An diesen politischen Leitlinien und damit am Sonderfall will die regierende SVP/FDP-Koalition festhalten.
Seit mehr als zehn Jahren erhält der Bundesrat aus dem EU-Parlament, aus dem EU-Rat, aus der EU-Kommission und von den Regierungen aller am Binnenmarkt beteiligten Länder die Mitteilung, dass die schweizer Position nicht akzeptiert wird.
EU-Kommissar Sefcovic wird dies am 18. Juli 2023 in Brüssel dem angereisten FDP-BR Cassis erneut bestätigt und einen Abschluss der Sondierungen verlangt haben.
FDP-BR Cassis hat vermutlich unverdrossen an der SVP-Ideologie festgehalten und der EU wieder dieselbe Botschaft überbracht. Oder er ist eingeknickt.

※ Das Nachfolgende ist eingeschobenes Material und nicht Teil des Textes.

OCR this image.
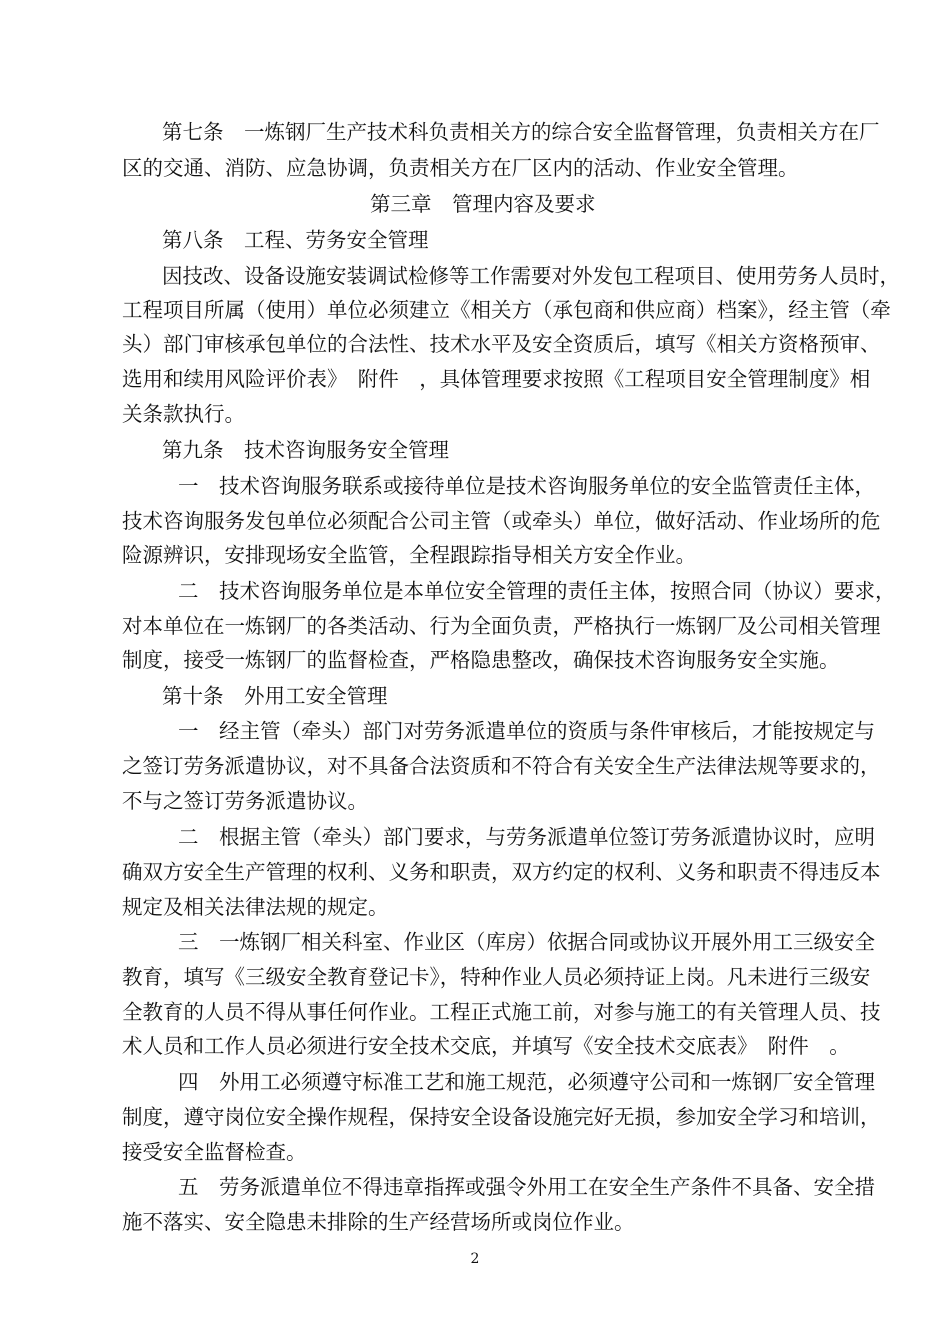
第七条　一炼钢厂生产技术科负责相关方的综合安全监督管理，负责相关方在厂
区的交通、消防、应急协调，负责相关方在厂区内的活动、作业安全管理。
第三章　管理内容及要求
第八条　工程、劳务安全管理
因技改、设备设施安装调试检修等工作需要对外发包工程项目、使用劳务人员时，
工程项目所属（使用）单位必须建立《相关方（承包商和供应商）档案》，经主管（牵
头）部门审核承包单位的合法性、技术水平及安全资质后，填写《相关方资格预审、
选用和续用风险评价表》　附件　，具体管理要求按照《工程项目安全管理制度》相
关条款执行。
第九条　技术咨询服务安全管理
一　技术咨询服务联系或接待单位是技术咨询服务单位的安全监管责任主体，
技术咨询服务发包单位必须配合公司主管（或牵头）单位，做好活动、作业场所的危
险源辨识，安排现场安全监管，全程跟踪指导相关方安全作业。
二　技术咨询服务单位是本单位安全管理的责任主体，按照合同（协议）要求，
对本单位在一炼钢厂的各类活动、行为全面负责，严格执行一炼钢厂及公司相关管理
制度，接受一炼钢厂的监督检查，严格隐患整改，确保技术咨询服务安全实施。
第十条　外用工安全管理
一　经主管（牵头）部门对劳务派遣单位的资质与条件审核后，才能按规定与
之签订劳务派遣协议，对不具备合法资质和不符合有关安全生产法律法规等要求的，
不与之签订劳务派遣协议。
二　根据主管（牵头）部门要求，与劳务派遣单位签订劳务派遣协议时，应明
确双方安全生产管理的权利、义务和职责，双方约定的权利、义务和职责不得违反本
规定及相关法律法规的规定。
三　一炼钢厂相关科室、作业区（库房）依据合同或协议开展外用工三级安全
教育，填写《三级安全教育登记卡》，特种作业人员必须持证上岗。凡未进行三级安
全教育的人员不得从事任何作业。工程正式施工前，对参与施工的有关管理人员、技
术人员和工作人员必须进行安全技术交底，并填写《安全技术交底表》　附件　。
四　外用工必须遵守标准工艺和施工规范，必须遵守公司和一炼钢厂安全管理
制度，遵守岗位安全操作规程，保持安全设备设施完好无损，参加安全学习和培训，
接受安全监督检查。
五　劳务派遣单位不得违章指挥或强令外用工在安全生产条件不具备、安全措
施不落实、安全隐患未排除的生产经营场所或岗位作业。
2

Staatssekretärin Leu reiste seit Mai 2021 zehn Mal nach Brüssel, um der EU-Verwaltung die bundesrätliche Position schmackhaft zu machen. Ohne Erfolg.
Nach ihrem abrupten Abgang übernimmt die undankbare Daueraufgabe per 1. September 2023 der neu gewählte Staatssekretär Alexandre Fasel. Er ist seit 2012 der sechste EDA-Staatssekretär mit diesem Pflichtenheft.
Innenpolitisch kaschiert der Bundesrat die Erfolglosigkeit seiner Europapolitik mit einer zeitlich unlimitierten Fortführung von sog. Sondierungsgesprächen.
Die Geheimhaltung der bundesrätlichen Eckwerte für ein Verhandlungsmandat, beschlossen am 21. Juni 2023, ist ein Hinweis, dass dem Bundesrat die Erfolglosigkeit der SVP/FDP-Position in der Europapolitik durchaus klar ist.
Bisher lehnt die SVP/FDP-Koalition eine Korrektur der anti-europäischen Position ab und nimmt – als Konsequenz - die fortschreitende Erosion der bilateralen Verträge und der übrigen Beziehungen zur EU in Kauf, im Wissen, dass der Schaden für das Land erst später richtig spürbar werden wird.
Solange die Schweiz eine SVP/FDP-Regierung hat, welche über die europäische Integration und das gemeinsame europäische Recht negativ denkt, die EU politisch als Feindbild pflegt und dies – wie in den vergangenen Jahren - permanent der Bevölkerung vermittelt, wird es keinen Ausweg aus der bilateralen Sackgasse geben.
Besuche von Bundesräten und Staatssekretärinnen in Brüssel schaffen da keine Abhilfe.